Antonio Conte –
Chelsea’s cyclical nature has ensured a familiar, inevitable demise for Conte.
The board, players and fans have settled into a rhythm of short-termism that now delivers two types of seasons: a Premier League title, or a crisis.
Since the Italian voiced his discontent last summer, each defeat has been billed as the first instalment of an impending catastrophe, because that is what Chelsea do.
It took consecutive three-goal defeats to Bournemouth and Watford to finally make discussions about sacking him fair game.
That said, now is not the time to back the Italian to leave next.
Victory over West Brom has eased the tide, but it is the triple-header against Barcelona, Manchester United and Manchester City later this month that could seal his fate.
Mauricio Pellegrino –
Though Sunday’s listless defeat to Liverpool was a setback, Pellegrino’s prospects look better than a month ago.
Previously unbeaten in six, Southampton redeemed their collapse at Watford in January by holding on to a crucial 3-2 victory at West Brom in their last away game.
The win confirmed a season-long suspicion that the Saints squad is genuinely behind the Spaniard, a view echoed by the board: January signing Guido Carrillo has previously played for Pellegrino.
Such is the hectic nature of the Premier League bottom half that, while things still look ugly, different managers are now under more pressure.
The best value lies elsewhere.
Sam Allardyce –
Everton’s initial improvement under Sam Allardyce has faded.
The 63-year-old is not on the same wavelength as the club’s hierarchy, as shown by his declaration that he is unable to field summer signings Gylfi Sigurdsson and Wayne Rooney together, before disputing the departure of Ademola Lookman to RB Leipzig.
Yet airing his view that Arsenal are defensively weak, only to watch his own side crumble to a 5-1 defeat at the Emirates, was the most gratuitous of all his denouncements.
His post-match assertion that his side’s season is already a “write off” proved beyond doubt that the Toffees have no clear identity or direction, other than scraping together the points required to stay up.

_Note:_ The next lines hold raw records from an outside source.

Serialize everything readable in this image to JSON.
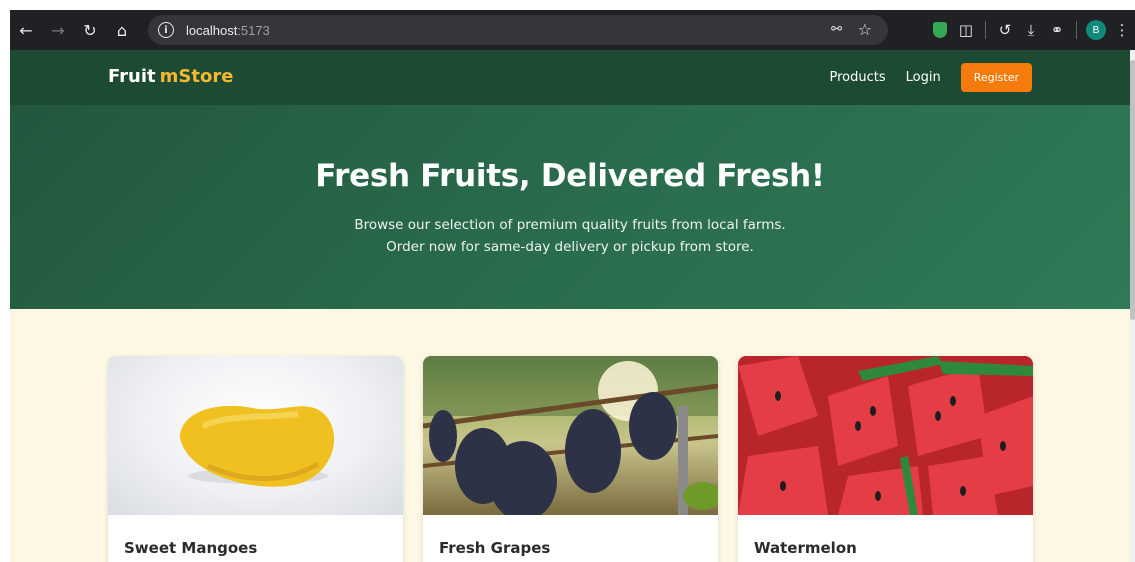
{
  "browser": {
    "url_host": "localhost",
    "url_port": ":5173",
    "avatar_letter": "B",
    "icons": [
      "back-icon",
      "forward-icon",
      "reload-icon",
      "home-icon",
      "site-info-icon",
      "password-key-icon",
      "bookmark-star-icon",
      "shield-extension-icon",
      "extensions-puzzle-icon",
      "history-icon",
      "download-icon",
      "link-icon",
      "menu-kebab-icon"
    ]
  },
  "navbar": {
    "brand_main": "Fruit",
    "brand_accent": "mStore",
    "links": [
      "Products",
      "Login"
    ],
    "register_label": "Register"
  },
  "hero": {
    "title": "Fresh Fruits, Delivered Fresh!",
    "line1": "Browse our selection of premium quality fruits from local farms.",
    "line2": "Order now for same-day delivery or pickup from store."
  },
  "products": [
    {
      "name": "Sweet Mangoes",
      "image": "mango"
    },
    {
      "name": "Fresh Grapes",
      "image": "grapes"
    },
    {
      "name": "Watermelon",
      "image": "watermelon"
    }
  ],
  "colors": {
    "navbar": "#1d4a33",
    "hero": "#2a6b4d",
    "brand_accent": "#f5b82e",
    "register_button": "#f57c0c",
    "page_background": "#fdf8e4"
  }
}
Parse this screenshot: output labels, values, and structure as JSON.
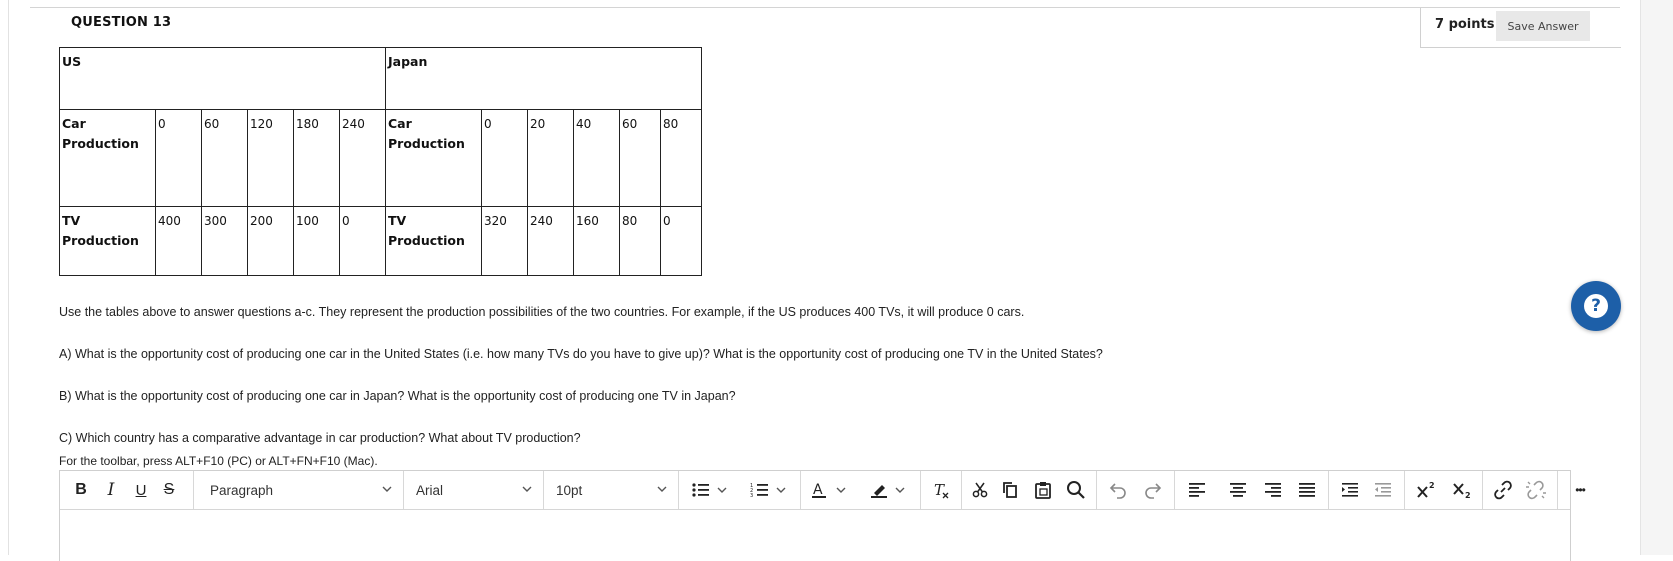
{
  "question": {
    "title": "QUESTION 13",
    "points": "7 points",
    "save_label": "Save Answer"
  },
  "table": {
    "us_header": "US",
    "japan_header": "Japan",
    "us_car_label": "Car Production",
    "us_car_values": [
      "0",
      "60",
      "120",
      "180",
      "240"
    ],
    "us_tv_label": "TV Production",
    "us_tv_values": [
      "400",
      "300",
      "200",
      "100",
      "0"
    ],
    "japan_car_label": "Car Production",
    "japan_car_values": [
      "0",
      "20",
      "40",
      "60",
      "80"
    ],
    "japan_tv_label": "TV Production",
    "japan_tv_values": [
      "320",
      "240",
      "160",
      "80",
      "0"
    ]
  },
  "text": {
    "intro": "Use the tables above to answer questions a-c. They represent the production possibilities of the two countries. For example, if the US produces 400 TVs, it will produce 0 cars.",
    "a": "A) What is the opportunity cost of producing one car in the United States (i.e. how many TVs do you have to give up)? What is the opportunity cost of producing one TV in the United States?",
    "b": "B) What is the opportunity cost of producing one car in Japan? What is the opportunity cost of producing one TV in Japan?",
    "c": "C) Which country has a comparative advantage in car production? What about TV production?",
    "toolbar_hint": "For the toolbar, press ALT+F10 (PC) or ALT+FN+F10 (Mac)."
  },
  "editor": {
    "bold": "B",
    "italic": "I",
    "underline": "U",
    "strike": "S",
    "block_format": "Paragraph",
    "font_family": "Arial",
    "font_size": "10pt",
    "more": "•••"
  },
  "icons": {
    "help": "?"
  },
  "colors": {
    "help_button": "#1d5fa8",
    "save_button_bg": "#e8e8e8"
  }
}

While it would be a surprise if they did anything before the end of the season, the Everton board might not want to once again miss out on the currently out-of-work Marco Silva, who they tried and failed to appoint before Allardyce in November.
Alan Pardew –
Pardew’s price to go next is big, considering that West Brom’s league record has worsened rather than improved since he succeeded Tony Pulis at the Hawthorns.
The Baggies did win three matches in January – their first victories since August – but two of them were in the FA Cup.
Home defeat to Southampton – winless on the road since September – will concern the Albion board, particularly after the in-form Jay Rodriguez was dropped to accommodate Daniel Sturridge. And Monday night’s defeat at Chelsea left them seven points from safety, with Sturridge hobbling off injured.
There is little chance that the club hierarchy will sit tight and watch the 56-year-old sink West Brom into the Championship.
Huddersfield visit The Hawthorns on 24 February for a game that could prove decisive.